Оба эти «класса» были в свое время столь же полезными и нужными, как некогда феодалы и духовенство, — и оба они оказались не только бесполезными, но и вредными, когда индустриальное общество окончательно сложилось и начало создавать соответствующий ему политический строй. Они и были главными виновниками тех ошибок, которые совершила Французская революция.
Французскую революцию нельзя рассматривать как отрыв от старого, как неожиданный скачок из царства тьмы в царство света, открытое благодаря усилиям философов XVIII века. Она была заключительным звеном всего предыдущего развития, и цель ее состояла лишь в том, чтобы окончательно оформить индустриальный строй, слагавшийся на протяжении всех предыдущих веков. «Уничтожение феодализма, проведенное Учредительным собранием, было только отменой остатков политической власти, которые еще сохранялись за дворянами и которые состояли лишь в нескольких правах, почти ничтожных по своему внутреннему значению, хотя весьма отяготительных для коммун.
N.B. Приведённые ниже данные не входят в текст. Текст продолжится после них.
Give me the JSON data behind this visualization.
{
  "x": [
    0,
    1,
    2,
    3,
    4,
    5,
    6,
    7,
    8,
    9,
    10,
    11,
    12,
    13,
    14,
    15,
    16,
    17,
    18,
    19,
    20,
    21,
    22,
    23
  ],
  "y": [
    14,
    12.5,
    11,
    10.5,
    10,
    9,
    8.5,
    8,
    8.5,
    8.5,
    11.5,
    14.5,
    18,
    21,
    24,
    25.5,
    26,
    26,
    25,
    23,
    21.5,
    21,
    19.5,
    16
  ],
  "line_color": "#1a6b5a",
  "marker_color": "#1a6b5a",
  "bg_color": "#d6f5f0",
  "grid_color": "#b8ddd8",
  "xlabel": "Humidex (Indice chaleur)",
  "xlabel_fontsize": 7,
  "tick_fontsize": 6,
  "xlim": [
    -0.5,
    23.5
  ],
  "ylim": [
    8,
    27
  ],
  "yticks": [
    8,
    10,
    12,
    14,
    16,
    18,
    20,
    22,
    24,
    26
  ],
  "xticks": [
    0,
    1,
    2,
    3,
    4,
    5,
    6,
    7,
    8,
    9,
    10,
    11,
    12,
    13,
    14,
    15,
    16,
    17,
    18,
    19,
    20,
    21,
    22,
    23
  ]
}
На самом деле разрушение феодализма совершалось, начиная с Людовика Толстого до Людовика XI, а после этого монарха — до Людовика XIV. То, что революция отняла у феодальной знати, абсолютно неважно по сравнению с тем, что феодальная знать потеряла за этот промежуток» («Об индустриальной системе», т. V, стр. 88).
«Революционная эпоха была только последним периодом упадка старой социальной системы, упадка, который продолжался в течение пяти-шести столетий и который в этот момент достиг окончательного завершения. Ниспровержение этой системы не было результатом, а тем менее целью революции, — наоборот, оно было истинной причиной этой последней. Настоящей целью революции, предписанной ей ходом цивилизации, было образование новой политической системы. Революция до сих пор не кончилась именно потому, что цель эта не была достигнута» («Об индустриальной системе», т. V, стр. 89).
В чем же заключалась эта цель?
В том, чтобы обеспечить права индустриалов и путем соответствующего законодательства создать наилучшие условия для экономического развития страны. Если бы идейные вожди революции поняли это, они не стали бы рассуждать о «наиболее совершенных законах», а просто-напросто постарались бы «издать законы, лучше всего обеспечивающие благосостояние земледелия, торговли и промышленности» («Об индустриальной системе», т. V, стр. 145). Так и произошло бы, если бы революцию возглавили те элементы населения, интересам которых она должна была служить, — фабриканты, финансисты, земледельцы, ученые. Но, поглощенные своими работами, они отстранились от самостоятельной роли и предоставили политическое руководство двум «классам», наименее для этого пригодным, — юристам и отвлеченным мыслителям. Революция сбилась со своего настоящего пути и вместо индустриального строя привела сначала к террору, а потом к Наполеону.
По мнению юристов и отвлеченных философов, — людей, «привыкших принимать форму за содержание и слово за вещь», — истинная задача общества — обеспечить наибольшую свободу его членам. Декларация прав человека и гражданина, ниспровержение королевской власти, — все вытекало из этого общего принципа. А между тем свобода сама по себе никогда не может являться целью человеческого общежития. «Свобода, рассматриваемая с истинной точки зрения, есть следствие цивилизации, прогрессивной, подобно ей, но она не может быть целью этой последней. Люди объединяются не для того, чтобы быть свободными. Дикари объединяются для охоты, для войны, но не для того, чтобы обеспечить себе свободу, ибо в таком случае им лучше было бы остаться одинокими. Нужна цель деятельности, — повторяю я, — а этой целью не может быть свобода, ибо она эту цель предполагает. Истинная свобода заключается не в том, чтобы, состоя в ассоциации, оставаться со скрещенными на груди руками, если этого хочешь… она, наоборот, заключается в том, чтобы без помех и со всей возможной широтой развивать материальные или духовные способности, полезные для ассоциации.
Заметим, что по мере прогресса цивилизации в соответствующей степени увеличивается и разделение труда как в материальной, так и в духовной области. Отсюда неизбежно вытекает, что люди, взятые в отдельности, начинают меньше зависеть друг от друга, но каждый из них начинает тем более зависеть от всей массы… А между тем смутная и метафизическая идея свободы, как ее понимают ныне, чрезвычайно сильно помешала бы воздействию массы на отдельных индивидуумов. С этой точки зрения она оказалась бы враждебной развитию цивилизации и созданию упорядоченной общественной системы, которая требует, чтобы части были тесно связаны с целым и друг с другом» («Об индустриальной системе», т. V, стр. 16).